The pair were indicted in September 2010 and charged with felonies of misconduct, accused of using Bianchi's office and county resources to further Bianchi's re-election campaign and covering it up.

Bianchi and Synek were both acquitted in March 2011 midway through a trial due to lack of evidence. Winnebago County Judge Joseph McGraw, who was bought in to hear the case, also acquitted Bianchi in a second trial in August 2011 that again was stopped because of lack of evidence.

In early 2012, Bianchi filed a federal lawsuit against Special Prosecutors Henry Tonigan, McQueen and Quest, a computer forensic firm that assisted in the investigation.

Over the summer, Tonigan settled the federal lawsuit for $157,000 but did not admit wrongdoing; the suit is still pending against McQueen and others.

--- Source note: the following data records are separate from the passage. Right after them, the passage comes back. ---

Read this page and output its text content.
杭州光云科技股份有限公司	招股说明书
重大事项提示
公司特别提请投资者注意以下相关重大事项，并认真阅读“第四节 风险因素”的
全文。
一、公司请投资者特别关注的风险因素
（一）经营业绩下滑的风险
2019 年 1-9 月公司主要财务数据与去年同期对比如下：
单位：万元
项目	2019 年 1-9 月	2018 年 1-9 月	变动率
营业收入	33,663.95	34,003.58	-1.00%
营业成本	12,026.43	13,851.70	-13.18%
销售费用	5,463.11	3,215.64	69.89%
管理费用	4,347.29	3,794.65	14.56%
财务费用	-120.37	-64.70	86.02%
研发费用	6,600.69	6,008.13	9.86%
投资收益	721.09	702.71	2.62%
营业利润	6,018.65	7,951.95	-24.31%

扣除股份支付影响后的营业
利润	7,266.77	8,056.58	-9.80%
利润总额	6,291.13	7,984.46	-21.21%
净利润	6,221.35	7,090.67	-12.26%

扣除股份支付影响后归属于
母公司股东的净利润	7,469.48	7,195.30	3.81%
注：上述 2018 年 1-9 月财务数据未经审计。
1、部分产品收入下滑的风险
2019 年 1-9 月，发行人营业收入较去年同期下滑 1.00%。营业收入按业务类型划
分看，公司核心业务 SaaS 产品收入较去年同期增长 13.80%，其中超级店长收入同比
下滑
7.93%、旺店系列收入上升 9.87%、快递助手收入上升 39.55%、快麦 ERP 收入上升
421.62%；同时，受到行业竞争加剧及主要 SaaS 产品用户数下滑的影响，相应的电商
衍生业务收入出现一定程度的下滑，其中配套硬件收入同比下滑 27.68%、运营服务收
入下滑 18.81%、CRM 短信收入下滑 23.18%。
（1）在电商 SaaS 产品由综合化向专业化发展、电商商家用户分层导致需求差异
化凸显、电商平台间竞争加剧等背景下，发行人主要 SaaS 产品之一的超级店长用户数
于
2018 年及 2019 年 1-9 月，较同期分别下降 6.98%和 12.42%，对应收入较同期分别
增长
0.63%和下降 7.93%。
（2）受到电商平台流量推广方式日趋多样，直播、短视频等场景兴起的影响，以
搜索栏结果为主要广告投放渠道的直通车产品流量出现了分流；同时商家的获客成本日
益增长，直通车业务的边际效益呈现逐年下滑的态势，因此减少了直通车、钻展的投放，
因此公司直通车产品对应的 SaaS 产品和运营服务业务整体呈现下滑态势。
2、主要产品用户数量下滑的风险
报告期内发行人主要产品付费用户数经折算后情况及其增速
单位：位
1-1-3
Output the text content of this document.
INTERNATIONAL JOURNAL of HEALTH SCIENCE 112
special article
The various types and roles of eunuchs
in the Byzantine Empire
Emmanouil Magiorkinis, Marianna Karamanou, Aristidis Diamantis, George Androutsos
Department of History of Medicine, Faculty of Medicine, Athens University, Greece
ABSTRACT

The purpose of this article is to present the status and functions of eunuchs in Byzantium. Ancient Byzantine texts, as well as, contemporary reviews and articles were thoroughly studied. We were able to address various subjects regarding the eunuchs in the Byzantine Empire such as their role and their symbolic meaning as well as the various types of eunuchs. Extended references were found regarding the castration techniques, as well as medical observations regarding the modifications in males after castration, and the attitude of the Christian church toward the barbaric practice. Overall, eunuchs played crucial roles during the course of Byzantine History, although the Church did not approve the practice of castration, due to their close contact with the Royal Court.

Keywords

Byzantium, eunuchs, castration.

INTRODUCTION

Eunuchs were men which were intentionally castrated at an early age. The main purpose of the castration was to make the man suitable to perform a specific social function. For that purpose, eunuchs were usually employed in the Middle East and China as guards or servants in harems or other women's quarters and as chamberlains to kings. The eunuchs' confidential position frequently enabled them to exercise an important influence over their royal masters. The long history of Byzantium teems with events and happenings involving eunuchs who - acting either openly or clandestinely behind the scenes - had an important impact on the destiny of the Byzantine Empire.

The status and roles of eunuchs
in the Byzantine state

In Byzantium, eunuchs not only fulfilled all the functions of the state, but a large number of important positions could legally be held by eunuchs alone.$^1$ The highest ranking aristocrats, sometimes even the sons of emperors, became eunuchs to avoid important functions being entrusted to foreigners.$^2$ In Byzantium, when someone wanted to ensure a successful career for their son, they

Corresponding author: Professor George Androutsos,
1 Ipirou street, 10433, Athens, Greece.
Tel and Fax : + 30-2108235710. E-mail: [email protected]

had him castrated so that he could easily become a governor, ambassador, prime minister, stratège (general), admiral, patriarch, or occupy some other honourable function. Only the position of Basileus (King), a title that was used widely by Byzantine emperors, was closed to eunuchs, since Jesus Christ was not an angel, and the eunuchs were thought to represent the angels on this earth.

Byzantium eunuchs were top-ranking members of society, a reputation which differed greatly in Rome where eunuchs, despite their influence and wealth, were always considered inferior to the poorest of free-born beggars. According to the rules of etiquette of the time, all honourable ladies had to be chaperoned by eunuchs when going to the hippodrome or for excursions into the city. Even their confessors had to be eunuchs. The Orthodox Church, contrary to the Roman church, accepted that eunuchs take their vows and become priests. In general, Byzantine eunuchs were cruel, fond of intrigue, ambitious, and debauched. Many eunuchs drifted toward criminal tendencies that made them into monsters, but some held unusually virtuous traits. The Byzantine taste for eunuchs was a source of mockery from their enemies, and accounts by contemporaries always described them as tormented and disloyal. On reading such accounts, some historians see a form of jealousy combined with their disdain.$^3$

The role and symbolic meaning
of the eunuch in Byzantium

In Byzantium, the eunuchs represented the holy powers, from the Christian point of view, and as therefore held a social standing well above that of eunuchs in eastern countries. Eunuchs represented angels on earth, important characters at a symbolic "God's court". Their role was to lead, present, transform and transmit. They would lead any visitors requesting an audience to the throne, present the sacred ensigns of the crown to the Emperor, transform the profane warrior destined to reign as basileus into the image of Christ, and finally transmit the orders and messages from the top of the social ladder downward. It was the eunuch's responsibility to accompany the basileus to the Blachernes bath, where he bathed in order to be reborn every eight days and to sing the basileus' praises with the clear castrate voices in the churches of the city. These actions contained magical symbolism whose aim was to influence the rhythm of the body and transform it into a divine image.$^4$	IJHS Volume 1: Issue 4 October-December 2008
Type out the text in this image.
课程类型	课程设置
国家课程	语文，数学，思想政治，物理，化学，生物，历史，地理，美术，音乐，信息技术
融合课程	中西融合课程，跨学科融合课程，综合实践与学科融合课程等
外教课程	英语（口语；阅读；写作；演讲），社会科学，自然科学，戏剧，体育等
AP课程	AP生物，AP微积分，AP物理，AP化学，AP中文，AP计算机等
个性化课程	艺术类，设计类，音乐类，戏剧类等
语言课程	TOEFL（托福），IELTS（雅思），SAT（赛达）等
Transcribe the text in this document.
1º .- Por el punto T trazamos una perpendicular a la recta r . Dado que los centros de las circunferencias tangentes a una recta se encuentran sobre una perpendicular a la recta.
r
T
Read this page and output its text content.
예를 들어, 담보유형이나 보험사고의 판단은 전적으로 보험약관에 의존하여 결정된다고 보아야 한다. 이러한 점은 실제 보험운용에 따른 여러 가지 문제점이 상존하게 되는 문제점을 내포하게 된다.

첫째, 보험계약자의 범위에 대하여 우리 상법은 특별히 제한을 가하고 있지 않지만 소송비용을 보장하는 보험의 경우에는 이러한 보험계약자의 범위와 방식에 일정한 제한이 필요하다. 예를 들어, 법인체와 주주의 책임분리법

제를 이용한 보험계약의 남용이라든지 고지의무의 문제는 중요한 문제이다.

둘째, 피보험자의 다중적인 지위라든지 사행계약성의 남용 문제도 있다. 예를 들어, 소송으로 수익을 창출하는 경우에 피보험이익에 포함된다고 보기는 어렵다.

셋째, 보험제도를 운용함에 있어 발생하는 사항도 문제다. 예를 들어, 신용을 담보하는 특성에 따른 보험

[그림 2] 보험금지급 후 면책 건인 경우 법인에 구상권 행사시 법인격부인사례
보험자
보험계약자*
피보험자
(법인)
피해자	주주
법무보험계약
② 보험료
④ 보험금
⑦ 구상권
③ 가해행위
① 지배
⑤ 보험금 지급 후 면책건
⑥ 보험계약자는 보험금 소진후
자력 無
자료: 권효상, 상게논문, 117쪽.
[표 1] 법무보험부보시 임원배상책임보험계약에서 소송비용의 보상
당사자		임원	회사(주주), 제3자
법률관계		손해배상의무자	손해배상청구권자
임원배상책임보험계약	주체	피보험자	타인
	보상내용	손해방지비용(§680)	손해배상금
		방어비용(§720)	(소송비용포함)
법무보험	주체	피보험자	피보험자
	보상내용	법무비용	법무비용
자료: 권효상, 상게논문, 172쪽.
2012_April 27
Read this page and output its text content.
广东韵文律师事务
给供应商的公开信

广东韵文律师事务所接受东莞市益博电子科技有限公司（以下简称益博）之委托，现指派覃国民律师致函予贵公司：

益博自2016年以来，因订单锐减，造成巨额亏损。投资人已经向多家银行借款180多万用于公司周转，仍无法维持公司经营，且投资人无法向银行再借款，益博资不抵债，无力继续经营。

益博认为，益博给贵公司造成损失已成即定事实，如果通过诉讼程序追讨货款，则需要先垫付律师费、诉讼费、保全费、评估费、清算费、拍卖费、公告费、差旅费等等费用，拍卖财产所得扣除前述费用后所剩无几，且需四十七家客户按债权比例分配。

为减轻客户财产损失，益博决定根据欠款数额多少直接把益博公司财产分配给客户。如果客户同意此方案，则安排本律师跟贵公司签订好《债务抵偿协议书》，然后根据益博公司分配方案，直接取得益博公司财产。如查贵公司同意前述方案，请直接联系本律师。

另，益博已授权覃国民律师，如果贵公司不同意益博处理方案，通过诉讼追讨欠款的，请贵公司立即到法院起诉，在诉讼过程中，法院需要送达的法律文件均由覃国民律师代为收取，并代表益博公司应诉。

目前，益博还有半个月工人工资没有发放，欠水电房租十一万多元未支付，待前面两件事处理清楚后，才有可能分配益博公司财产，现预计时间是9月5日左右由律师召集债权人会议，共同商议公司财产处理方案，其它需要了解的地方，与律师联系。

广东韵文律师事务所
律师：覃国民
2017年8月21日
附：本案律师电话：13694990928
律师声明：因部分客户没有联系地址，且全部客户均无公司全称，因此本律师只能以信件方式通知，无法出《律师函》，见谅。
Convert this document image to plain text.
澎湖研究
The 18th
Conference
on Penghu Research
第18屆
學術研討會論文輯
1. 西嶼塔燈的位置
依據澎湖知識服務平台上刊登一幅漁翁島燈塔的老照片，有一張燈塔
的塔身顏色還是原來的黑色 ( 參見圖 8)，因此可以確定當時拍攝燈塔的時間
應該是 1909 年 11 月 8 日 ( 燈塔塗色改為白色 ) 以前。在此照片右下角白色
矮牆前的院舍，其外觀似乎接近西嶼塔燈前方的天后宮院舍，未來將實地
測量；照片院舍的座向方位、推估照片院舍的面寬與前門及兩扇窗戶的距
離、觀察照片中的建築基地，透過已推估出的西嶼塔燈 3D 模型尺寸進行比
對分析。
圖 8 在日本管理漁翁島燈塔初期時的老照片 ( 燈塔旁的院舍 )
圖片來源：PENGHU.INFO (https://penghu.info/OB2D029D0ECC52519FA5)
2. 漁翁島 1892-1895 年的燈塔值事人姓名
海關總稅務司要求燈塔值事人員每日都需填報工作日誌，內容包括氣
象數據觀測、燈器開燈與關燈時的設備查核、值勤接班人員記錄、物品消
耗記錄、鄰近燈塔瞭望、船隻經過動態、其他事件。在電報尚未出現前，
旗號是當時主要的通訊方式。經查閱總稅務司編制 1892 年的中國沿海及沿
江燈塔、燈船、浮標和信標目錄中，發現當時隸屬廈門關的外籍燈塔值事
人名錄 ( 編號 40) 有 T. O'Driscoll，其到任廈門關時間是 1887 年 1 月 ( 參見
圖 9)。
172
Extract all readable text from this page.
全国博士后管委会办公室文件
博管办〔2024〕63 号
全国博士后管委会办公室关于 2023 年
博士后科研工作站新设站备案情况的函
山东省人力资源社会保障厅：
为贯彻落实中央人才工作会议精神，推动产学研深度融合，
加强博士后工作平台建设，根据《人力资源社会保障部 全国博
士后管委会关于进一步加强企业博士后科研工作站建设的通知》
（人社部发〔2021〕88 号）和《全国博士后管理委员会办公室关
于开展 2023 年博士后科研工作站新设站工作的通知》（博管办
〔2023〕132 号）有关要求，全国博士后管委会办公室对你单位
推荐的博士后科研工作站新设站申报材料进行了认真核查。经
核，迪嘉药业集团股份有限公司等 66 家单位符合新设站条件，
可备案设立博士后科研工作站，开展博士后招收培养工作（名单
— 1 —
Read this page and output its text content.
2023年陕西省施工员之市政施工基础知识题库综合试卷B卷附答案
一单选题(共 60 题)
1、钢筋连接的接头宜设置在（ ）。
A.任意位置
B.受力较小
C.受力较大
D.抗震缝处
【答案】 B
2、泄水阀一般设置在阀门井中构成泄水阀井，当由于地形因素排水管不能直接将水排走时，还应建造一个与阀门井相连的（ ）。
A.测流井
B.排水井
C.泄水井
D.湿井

Ekl argues that emails that McQueen was required to turn over as part of the federal suit show a pattern of ignoring and not disclosing evidence that was favorable to Bianchi and Synek. In one instance, Ekl said, emails from McQueen show that prosecutors were aware that a computer virus wiped out a host of files on a computer in Bianchi's office, put prosecutors ignored this and secured a felony charge against Synek, accusing her of purposefully erasing files.

"We have emails that they knew that before they indicted Joyce Synek. That to me is extraordinarily egregious," Ekl said. "We have emails that show they were willfully withholding favorable evidence."

"I have no comment about any of that," McQueen said when contacted by phone Monday.

Ekl is pushing to have McGraw declare McQueen and two Quest investigators brought up on criminal charges of contempt of court. All sides are due in court Feb. 12.

The federal case is due in court Tuesday. Bianchi has sued in federal court for $15 million, arguing special prosecutors had a conspiracy against him. He also seeks damages for false arrest and intentional infliction of emotional distress.